Renob: Furthermore, who cares if local radio and TV stations are being bought up by a few conglomerates. These congolmerates are in it to make money, and they respond to their audience in order to make that money. If their audience wants a diversity of viewpoints, they’d be bad businessmen if they didn’t respond.
Nope. It’s a common “market-fundamentalist” fallacy to believe that market forces inevitably require producers to offer consumers what they want most, instead of just what they’re willing to buy. But it doesn’t work that way.
Businesses are not directly motivated to provide the maximum possible choice to consumers, even if that’s what consumers would ideally like best; they are motivated to make the maximum possible profit. If reducing and homogenizing the available media offerings will save media owners more money than the amount they lose by turning off customers with “dumbed down” products, then they’d be bad businessmen if they didn’t “dumb down”.

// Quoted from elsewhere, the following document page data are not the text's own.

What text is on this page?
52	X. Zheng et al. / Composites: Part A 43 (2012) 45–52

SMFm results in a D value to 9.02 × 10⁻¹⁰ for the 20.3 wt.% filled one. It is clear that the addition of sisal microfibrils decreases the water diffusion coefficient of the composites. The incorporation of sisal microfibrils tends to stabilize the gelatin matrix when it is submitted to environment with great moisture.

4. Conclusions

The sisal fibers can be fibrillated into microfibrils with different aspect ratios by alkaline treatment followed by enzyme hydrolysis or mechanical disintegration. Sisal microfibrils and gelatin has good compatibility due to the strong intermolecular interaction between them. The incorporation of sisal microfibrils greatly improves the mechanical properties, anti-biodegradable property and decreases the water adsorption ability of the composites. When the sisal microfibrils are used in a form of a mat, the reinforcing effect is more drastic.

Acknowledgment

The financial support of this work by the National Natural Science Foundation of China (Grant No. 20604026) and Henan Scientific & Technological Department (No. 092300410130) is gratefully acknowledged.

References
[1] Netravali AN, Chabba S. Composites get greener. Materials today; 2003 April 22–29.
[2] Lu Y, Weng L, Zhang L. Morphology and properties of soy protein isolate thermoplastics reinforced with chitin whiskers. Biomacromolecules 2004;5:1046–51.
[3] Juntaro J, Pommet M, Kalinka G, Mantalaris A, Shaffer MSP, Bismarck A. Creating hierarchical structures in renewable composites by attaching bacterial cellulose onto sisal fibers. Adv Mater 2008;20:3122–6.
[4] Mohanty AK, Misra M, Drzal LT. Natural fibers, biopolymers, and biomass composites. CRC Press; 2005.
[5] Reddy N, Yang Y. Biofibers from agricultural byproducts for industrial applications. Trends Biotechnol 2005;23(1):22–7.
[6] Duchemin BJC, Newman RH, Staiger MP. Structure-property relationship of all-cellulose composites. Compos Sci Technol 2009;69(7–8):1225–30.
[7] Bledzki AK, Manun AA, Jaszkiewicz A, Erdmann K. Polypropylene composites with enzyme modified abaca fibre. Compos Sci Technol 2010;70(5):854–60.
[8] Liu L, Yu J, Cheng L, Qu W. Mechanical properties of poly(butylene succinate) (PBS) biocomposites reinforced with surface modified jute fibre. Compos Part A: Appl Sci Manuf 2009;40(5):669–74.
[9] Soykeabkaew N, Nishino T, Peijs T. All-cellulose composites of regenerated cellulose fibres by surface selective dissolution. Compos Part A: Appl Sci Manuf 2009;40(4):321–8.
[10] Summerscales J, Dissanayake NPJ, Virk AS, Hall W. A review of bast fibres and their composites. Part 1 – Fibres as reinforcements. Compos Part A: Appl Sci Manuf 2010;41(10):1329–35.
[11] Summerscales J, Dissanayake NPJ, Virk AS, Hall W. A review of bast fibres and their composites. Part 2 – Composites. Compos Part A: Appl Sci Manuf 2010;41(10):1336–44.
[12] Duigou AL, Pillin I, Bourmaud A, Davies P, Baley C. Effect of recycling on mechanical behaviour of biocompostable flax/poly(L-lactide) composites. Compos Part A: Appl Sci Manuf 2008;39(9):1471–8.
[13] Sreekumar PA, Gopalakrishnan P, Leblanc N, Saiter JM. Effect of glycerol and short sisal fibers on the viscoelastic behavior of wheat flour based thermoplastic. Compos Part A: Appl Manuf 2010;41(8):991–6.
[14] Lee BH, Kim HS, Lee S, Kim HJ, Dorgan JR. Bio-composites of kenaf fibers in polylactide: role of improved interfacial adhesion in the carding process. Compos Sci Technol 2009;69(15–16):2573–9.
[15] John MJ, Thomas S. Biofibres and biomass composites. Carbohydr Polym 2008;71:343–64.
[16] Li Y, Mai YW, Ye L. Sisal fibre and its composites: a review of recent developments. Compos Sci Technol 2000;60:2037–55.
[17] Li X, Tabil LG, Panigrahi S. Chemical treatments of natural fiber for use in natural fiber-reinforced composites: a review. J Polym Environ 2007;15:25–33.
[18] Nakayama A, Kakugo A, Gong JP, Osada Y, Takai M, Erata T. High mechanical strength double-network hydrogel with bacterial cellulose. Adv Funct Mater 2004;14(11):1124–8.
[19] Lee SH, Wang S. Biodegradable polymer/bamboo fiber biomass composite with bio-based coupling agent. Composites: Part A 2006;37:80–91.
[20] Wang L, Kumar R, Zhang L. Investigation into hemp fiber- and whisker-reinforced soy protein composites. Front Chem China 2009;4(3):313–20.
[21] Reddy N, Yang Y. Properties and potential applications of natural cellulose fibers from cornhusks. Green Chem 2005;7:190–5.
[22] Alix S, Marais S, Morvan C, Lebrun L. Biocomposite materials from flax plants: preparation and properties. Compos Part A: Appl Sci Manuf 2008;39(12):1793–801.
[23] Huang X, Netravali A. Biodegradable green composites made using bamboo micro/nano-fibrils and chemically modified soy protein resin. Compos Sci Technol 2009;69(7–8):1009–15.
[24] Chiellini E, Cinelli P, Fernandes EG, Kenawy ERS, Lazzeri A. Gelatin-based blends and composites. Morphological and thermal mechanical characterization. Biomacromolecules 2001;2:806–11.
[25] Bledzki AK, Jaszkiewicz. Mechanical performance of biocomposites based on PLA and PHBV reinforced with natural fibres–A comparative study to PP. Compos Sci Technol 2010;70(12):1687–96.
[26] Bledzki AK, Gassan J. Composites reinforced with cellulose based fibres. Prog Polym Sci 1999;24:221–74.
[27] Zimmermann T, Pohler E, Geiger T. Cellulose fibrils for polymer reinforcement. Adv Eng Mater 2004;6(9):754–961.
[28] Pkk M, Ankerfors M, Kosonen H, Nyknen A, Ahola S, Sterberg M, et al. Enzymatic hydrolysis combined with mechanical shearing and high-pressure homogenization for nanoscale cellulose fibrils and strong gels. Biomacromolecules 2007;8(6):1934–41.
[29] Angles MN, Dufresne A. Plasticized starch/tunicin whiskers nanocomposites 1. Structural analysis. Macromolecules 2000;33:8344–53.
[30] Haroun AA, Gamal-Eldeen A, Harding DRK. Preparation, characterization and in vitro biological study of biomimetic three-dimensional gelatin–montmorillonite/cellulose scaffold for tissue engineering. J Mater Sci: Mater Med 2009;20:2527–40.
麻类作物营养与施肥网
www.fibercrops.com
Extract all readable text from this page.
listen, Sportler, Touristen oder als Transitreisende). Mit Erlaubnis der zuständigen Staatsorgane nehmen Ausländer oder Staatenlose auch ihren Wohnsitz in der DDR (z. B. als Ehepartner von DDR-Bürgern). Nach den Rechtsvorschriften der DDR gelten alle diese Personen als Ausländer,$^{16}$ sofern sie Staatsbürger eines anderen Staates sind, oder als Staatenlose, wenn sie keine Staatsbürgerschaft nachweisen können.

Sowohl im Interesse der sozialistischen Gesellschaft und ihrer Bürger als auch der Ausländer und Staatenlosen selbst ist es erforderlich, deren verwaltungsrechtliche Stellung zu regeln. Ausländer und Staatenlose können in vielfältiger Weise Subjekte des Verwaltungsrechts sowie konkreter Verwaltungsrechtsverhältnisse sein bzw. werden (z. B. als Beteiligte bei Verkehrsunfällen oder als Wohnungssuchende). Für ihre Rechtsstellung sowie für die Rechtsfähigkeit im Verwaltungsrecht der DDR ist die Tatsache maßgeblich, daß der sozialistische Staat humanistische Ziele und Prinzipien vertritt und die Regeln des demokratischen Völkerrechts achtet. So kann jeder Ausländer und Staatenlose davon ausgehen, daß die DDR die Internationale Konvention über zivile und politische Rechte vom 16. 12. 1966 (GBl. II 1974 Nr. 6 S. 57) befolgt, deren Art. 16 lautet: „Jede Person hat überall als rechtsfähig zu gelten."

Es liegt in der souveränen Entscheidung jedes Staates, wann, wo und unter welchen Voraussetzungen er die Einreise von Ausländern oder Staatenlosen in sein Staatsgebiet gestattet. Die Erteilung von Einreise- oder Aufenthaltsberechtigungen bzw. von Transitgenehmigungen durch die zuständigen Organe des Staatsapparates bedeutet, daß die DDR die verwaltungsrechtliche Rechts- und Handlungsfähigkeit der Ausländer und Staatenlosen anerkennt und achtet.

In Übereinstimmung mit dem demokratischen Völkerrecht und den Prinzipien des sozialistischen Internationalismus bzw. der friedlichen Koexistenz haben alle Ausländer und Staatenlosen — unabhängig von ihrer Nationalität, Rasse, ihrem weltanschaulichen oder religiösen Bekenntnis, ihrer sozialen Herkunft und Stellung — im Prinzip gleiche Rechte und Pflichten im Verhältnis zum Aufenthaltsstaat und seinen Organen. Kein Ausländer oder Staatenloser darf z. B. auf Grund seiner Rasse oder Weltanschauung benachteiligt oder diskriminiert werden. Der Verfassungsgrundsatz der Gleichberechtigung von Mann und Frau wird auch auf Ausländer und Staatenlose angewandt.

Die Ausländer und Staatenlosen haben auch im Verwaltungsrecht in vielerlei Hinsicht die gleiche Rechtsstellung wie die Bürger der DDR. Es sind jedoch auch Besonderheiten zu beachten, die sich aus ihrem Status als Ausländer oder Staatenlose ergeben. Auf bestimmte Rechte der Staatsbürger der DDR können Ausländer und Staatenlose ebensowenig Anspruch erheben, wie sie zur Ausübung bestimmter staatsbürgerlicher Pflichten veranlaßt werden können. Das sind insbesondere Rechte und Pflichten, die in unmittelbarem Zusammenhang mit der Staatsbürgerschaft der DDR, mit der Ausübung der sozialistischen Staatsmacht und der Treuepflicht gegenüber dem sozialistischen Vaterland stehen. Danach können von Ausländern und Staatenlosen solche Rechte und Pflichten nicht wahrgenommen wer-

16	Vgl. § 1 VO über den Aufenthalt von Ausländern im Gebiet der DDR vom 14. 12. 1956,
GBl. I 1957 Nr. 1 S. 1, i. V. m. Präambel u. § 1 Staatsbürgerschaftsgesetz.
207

And in fact, that’s exactly what’s been happening with increasingly consolidated ownership of local media outlets. Since the 1996 Telecommunications Act largely deregulated media ownership, more and more stations have been taken over by fewer and fewer companies. They save money by cutting out local and alternative content in favor of homogenized “voice-tracked” programs and widely syndicated shows. The resulting negative impact on media diversity has been documented.
Is this really what the audience wants? Judging from the overwhelming negative reaction in public comment (and from a majority of Senators, Democrat and Republican alike) to recent FCC proposals for further deregulation, the answer is no. Radio listeners don’t like not getting local news or hearing local artists; musicians don’t like media companies threatening them with reduced airtime if they don’t use company facilities for their live performances; and nobody likes FCC commissioners taking expense-paid junkets on Clear Channel’s dime. But just because the customers don’t like it doesn’t mean that market forces alone are capable of getting rid of it.
*There are a variety of [cable] TV stations for just about everyone, and that includes liberals and conservatives. *
Please name some that aren’t owned by major media conglomerates and don’t get most of their product from one or more of them.
There are, as mentioned above, many cable channels, the Internet, a variety of newspapers (both dailys, weeklies, and local independents), and satellite radio.
Actually, local newspapers have been folding and merging with big media chains even faster than local radio stations, and their owners increasingly control other forms of media too. They are not forming a bulwark against monopoly domination of media viewpoints.
*The media is becoming increasingly diverse and the barriers to enty are much lower than before. Any jackass can put up a website at basically no cost and have his or her message spread to the world. *
You may consider the increasing availability of jackass websites an acceptable counterweight to the decreasing availability of independent, local, professional media sources, but I’m afraid I don’t.
It’s great that we have the Internet and all its information, useful and useless alike; but that doesn’t mean it’s capable of filling the traditional role of broadcast and print media. For one thing, as with cable vs. broadcast channels, internet access is still much less widely available than other forms of media.